Zo werk je aan executieve functies bij je kleuters 24 maart 2020 Door G. (Dieneke) Schellingerhout

Heb jij ook een jongetje in de klas dat het moeilijk vindt om maar niet voor zijn beurt te praten? Of een meisje dat maar niet lijkt te onthouden hoe ze moet opruimen? Missen deze kinderen iets? Hebben zij een zwakke zelfsturing en daarmee zwak ontwikkelde executieve functies? Wat zijn dat eigenlijk en wat kun jij ermee als kleuterleerkracht?

Executieve functies sturen je gedrag, gedachten en emoties aan. Het zijn regelfuncties die vanuit je hersenen zorgen voor doelgericht en aangepast gedrag. Een kleuter die een zandkasteel wil maken, moet een plan hebben, bedenken wat hij nodig heeft en het plan kunnen omgooien als hij tot de ontdekking komt dat het eerste idee niet werkt. Executieve functies zijn nodig om een koers te bepalen en koers te houden. Ze zijn nodig om te leren en te ontwikkelen. Daarom zijn ze ook zo belangrijk in het onderwijs. Executieve functies blijken zelfs een betere voorspeller voor schoolsuccessen dan intelligentie.

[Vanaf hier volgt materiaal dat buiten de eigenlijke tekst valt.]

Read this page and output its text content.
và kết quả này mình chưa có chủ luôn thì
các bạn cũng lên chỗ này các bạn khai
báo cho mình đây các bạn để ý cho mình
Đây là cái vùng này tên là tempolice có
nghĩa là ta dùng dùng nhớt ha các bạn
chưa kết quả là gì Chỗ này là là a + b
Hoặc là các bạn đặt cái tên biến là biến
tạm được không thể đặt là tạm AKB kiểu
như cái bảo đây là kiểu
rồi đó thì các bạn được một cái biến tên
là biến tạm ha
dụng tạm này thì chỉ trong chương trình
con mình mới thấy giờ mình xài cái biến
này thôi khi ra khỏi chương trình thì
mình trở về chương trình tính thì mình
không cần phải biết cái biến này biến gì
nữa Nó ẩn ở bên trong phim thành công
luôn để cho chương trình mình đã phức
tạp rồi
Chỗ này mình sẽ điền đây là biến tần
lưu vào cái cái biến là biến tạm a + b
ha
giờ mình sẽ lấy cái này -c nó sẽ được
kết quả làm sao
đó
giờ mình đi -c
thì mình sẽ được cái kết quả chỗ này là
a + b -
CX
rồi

Denkfuncties en gedragsfuncties

Wetenschappers onderscheiden elf executieve functies. Ze zijn te verdelen in denkfuncties en gedragsfuncties. De denkfuncties worden ook wel de ‘koude kant’ van de executieve functies genoemd. Je kunt denken aan functies zoals het werkgeheugen, plannen en organiseren. De gedragsfuncties vormen de ‘warme kant’. Hier gaat het bijvoorbeeld om impulsbeheersing, flexibiliteit en doelgericht gedrag.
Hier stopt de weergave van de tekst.